La Suisse a également accès au marché unique grâce à plusieurs accords – et dans les années qui ont suivi le Brexit, le Royaume-Uni et l’UE ont conclu l’accord commercial et de coopération le plus vaste de l’histoire du bloc, couvrant un large éventail de secteurs. Le Royaume-Uni participe désormais à plusieurs programmes européens tels qu’Horizon Europe, le programme de recherche et d’innovation de l’UE.

L’Observatoire de l’Europe a appris qu’Ottawa est déjà en pourparlers avec Bruxelles pour rejoindre le programme d’échange Erasmus+, les bourses de recherche Horizon Europe et la reconnaissance mutuelle des qualifications des travailleurs.

Cependant, le statut de « membre associé » est un statut complètement nouveau, et des questions clés restent sans réponse, la principale étant celle de savoir si le Canada aura le droit de vote dans les institutions européennes. Malgré leur harmonisation réglementaire avec le bloc, la Norvège et la Suisse n’ont pas leur mot à dire sur la législation européenne.

Une nouvelle alliance avec Ottawa

Le chancelier allemand Friedrich Merz a lancé en mai dernier l’idée d’une « adhésion associée » pour l’Ukraine, qui cherche de toute urgence à entrer dans l’UE. Dans une lettre envoyée aux dirigeants de l’UE, il a fait valoir que ce statut donnerait à l’Ukraine l’accès aux organes décisionnels – le Conseil européen, la Commission européenne et le Parlement européen – sans droit de vote ni portefeuille dédié.

Cela permettrait également au pays de bénéficier de certains programmes financés par l’UE sur une base « étape par étape ».

Il est difficile de mettre le Canada dans la même catégorie que l’Ukraine, pays en guerre, mais l’annonce de von der Leyen mercredi a néanmoins envoyé un signal politique fort dans un monde instable où les alliances historiques sont en train de changer.

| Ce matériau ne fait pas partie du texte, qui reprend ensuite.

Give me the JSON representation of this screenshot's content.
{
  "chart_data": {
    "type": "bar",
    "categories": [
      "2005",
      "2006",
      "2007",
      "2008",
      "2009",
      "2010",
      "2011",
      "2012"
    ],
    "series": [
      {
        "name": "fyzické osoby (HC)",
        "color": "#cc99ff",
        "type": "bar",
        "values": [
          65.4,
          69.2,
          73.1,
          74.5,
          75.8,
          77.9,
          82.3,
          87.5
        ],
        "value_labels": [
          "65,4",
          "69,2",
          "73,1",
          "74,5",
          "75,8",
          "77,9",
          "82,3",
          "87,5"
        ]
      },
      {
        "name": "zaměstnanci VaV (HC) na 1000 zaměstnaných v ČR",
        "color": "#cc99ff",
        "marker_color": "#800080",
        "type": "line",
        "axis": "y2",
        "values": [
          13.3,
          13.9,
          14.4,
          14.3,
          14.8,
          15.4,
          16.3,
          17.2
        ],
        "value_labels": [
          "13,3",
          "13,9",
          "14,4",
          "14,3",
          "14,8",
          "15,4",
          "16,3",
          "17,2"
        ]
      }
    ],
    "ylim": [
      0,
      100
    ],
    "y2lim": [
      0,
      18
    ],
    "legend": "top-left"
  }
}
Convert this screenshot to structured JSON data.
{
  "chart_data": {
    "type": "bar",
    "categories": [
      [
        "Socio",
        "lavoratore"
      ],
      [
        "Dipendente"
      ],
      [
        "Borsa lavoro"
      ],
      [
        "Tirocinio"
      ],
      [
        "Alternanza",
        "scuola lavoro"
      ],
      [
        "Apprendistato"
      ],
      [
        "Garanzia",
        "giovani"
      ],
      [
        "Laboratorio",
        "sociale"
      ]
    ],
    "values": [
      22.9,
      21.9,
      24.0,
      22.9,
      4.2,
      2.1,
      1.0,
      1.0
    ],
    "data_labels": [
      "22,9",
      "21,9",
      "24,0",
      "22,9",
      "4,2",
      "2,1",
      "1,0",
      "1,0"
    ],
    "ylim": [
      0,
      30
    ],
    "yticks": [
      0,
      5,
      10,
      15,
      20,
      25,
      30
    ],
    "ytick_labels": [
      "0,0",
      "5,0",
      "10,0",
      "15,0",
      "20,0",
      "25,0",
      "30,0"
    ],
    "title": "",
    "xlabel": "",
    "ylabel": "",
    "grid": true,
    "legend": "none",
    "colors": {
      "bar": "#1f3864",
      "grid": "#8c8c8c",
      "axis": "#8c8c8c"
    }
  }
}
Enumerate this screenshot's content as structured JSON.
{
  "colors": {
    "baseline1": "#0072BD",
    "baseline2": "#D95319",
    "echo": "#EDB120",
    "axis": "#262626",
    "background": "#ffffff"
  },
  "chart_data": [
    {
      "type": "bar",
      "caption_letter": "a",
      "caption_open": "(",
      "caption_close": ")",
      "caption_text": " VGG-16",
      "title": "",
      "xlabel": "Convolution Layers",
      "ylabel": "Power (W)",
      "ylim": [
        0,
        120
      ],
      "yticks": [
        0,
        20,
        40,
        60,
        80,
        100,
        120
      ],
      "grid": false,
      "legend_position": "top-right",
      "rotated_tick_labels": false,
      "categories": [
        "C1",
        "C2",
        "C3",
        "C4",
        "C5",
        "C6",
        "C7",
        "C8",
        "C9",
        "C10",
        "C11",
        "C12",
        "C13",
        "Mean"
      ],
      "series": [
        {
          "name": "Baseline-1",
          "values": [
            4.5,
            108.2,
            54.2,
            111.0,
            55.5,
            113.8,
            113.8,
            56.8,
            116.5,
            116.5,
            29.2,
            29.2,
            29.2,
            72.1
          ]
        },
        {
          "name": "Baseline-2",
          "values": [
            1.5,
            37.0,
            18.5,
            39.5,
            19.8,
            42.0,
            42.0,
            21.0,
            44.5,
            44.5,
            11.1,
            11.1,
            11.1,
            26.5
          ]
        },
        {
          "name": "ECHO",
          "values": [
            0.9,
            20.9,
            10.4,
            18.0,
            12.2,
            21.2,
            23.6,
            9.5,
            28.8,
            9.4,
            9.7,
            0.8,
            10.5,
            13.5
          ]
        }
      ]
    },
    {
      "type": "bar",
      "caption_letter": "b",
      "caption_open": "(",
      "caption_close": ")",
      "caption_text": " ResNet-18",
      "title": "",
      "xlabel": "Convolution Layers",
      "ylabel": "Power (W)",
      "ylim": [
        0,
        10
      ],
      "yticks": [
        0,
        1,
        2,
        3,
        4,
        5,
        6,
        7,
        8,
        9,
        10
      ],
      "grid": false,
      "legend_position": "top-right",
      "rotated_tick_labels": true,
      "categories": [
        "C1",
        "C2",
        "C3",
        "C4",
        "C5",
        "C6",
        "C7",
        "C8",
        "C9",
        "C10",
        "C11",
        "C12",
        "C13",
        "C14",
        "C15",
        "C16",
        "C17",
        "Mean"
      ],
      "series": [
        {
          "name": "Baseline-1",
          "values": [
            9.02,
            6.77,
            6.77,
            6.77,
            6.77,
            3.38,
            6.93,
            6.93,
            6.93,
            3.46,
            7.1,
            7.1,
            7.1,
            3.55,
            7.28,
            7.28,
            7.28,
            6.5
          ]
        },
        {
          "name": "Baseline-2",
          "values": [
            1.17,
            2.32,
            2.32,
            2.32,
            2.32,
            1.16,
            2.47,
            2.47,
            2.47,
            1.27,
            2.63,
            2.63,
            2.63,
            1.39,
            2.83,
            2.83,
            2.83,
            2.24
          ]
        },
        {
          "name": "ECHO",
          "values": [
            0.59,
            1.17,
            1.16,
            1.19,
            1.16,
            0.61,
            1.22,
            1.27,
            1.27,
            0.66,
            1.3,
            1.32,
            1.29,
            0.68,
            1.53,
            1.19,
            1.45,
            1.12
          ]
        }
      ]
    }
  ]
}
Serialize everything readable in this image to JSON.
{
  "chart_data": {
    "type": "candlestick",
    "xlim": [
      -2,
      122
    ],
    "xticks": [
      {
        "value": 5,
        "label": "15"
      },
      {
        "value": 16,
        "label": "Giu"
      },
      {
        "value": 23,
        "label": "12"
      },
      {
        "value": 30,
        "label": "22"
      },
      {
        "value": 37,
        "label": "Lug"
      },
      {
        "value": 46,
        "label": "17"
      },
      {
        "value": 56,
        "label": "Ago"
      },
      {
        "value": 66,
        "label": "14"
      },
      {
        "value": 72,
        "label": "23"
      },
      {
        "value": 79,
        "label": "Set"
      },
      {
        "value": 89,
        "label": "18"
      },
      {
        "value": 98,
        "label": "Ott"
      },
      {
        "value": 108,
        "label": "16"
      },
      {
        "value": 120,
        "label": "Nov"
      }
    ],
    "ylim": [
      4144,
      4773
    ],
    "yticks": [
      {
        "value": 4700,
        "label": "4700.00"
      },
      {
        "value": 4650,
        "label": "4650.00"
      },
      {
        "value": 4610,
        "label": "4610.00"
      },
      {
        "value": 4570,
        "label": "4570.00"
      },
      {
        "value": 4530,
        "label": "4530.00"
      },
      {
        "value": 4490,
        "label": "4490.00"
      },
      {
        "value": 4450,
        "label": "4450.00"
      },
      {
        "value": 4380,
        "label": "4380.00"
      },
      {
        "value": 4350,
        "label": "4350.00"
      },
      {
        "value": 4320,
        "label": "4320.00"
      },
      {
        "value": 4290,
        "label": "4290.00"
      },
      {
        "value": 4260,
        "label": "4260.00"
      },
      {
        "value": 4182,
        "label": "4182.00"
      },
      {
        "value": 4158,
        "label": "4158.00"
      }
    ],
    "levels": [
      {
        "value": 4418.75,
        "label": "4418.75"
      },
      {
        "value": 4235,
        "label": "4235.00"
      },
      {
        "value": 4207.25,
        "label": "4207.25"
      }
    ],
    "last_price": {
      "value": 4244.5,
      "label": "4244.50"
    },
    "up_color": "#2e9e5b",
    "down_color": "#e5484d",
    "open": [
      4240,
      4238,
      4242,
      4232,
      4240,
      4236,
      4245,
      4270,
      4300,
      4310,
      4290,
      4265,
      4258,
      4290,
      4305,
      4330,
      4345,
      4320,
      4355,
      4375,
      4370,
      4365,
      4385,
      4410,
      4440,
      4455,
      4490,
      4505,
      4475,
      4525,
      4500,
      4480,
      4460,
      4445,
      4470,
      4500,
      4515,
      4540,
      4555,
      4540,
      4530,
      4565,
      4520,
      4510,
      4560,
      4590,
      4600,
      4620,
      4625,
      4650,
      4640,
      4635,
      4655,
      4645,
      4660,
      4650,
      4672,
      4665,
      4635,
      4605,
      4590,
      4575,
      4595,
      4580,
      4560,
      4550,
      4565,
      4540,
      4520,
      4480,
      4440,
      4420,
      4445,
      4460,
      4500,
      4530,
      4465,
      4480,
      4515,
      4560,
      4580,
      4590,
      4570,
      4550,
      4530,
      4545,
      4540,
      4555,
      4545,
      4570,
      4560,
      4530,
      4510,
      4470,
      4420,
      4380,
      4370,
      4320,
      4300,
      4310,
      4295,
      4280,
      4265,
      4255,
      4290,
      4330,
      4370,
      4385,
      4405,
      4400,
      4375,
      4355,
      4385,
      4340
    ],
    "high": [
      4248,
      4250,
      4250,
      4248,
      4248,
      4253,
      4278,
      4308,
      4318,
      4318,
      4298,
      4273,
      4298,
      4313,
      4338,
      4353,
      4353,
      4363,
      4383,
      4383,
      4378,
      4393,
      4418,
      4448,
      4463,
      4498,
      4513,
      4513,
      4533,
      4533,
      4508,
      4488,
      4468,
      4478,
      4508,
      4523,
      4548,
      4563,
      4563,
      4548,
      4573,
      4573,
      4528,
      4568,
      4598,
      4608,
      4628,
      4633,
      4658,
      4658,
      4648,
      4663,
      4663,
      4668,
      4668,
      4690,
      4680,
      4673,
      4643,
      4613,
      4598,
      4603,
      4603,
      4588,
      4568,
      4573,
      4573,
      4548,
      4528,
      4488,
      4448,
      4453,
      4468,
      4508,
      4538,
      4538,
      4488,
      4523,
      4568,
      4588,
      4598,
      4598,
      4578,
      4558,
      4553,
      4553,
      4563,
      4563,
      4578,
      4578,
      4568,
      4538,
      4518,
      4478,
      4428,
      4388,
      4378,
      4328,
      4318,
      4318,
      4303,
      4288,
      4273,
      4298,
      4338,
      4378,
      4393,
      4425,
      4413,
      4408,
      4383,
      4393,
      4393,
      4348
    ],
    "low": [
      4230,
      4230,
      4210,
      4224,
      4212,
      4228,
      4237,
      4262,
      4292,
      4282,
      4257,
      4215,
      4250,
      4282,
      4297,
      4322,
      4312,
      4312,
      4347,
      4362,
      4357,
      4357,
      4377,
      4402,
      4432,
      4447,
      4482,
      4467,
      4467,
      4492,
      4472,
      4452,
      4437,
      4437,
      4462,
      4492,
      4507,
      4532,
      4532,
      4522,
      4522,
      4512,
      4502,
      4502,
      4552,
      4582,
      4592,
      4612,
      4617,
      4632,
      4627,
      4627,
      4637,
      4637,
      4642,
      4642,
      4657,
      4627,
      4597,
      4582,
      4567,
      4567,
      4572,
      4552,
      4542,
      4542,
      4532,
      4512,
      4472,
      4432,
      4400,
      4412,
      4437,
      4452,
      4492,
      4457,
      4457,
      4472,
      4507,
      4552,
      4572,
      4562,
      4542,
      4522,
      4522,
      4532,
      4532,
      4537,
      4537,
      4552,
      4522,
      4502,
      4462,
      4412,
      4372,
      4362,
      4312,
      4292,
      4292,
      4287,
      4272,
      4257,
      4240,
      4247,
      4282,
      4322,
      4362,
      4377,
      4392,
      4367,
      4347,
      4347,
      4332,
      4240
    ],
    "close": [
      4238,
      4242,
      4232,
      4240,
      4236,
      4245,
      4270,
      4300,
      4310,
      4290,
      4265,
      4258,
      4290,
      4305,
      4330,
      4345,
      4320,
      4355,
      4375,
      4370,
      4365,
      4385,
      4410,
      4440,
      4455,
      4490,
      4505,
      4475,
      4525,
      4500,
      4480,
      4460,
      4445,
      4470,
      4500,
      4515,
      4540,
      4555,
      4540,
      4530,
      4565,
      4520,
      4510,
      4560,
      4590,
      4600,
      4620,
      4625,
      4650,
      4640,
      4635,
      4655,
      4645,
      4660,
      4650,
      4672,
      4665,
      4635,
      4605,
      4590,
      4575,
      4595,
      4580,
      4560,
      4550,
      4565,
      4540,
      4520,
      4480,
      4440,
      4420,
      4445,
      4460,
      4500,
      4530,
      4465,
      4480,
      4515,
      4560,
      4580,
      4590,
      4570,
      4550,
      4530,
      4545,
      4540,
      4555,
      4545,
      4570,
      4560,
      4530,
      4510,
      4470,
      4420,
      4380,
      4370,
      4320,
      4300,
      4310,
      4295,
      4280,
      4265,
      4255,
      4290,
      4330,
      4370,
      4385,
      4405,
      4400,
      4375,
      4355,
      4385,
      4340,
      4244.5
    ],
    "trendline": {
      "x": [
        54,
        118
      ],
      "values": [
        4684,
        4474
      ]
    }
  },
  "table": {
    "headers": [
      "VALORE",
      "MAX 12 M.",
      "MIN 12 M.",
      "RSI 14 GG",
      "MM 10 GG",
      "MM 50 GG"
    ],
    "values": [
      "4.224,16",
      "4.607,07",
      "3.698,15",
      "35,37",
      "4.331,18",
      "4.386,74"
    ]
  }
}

« L’Europe et le Canada croient en la démocratie. Ce pouvoir n’appartient pas aux plus forts, aux plus riches ou aux plus bruyants – mais à nous tous », a-t-elle déclaré. « Les démocraties ont la liberté de choisir avec qui travailler. »

Elle a également appelé à une nouvelle alliance avec Ottawa, qui pourrait inclure des projets conjoints dans les domaines de la technologie, de la défense et de l’Arctique, mais aussi de l’énergie, des minéraux critiques et de l’intelligence artificielle.

« Nous passerons du CETA à une Alliance pour l’avenir afin de créer un espace commun de prospérité et de sécurité économique », a-t-elle déclaré, faisant référence à l’accord commercial UE-Canada de 2016 qui a supprimé les barrières tarifaires entre les deux parties et a été appliqué à titre provisoire.

La coopération économique et sécuritaire entre les deux partenaires devrait être approfondie lors d’un sommet à Montréal en octobre.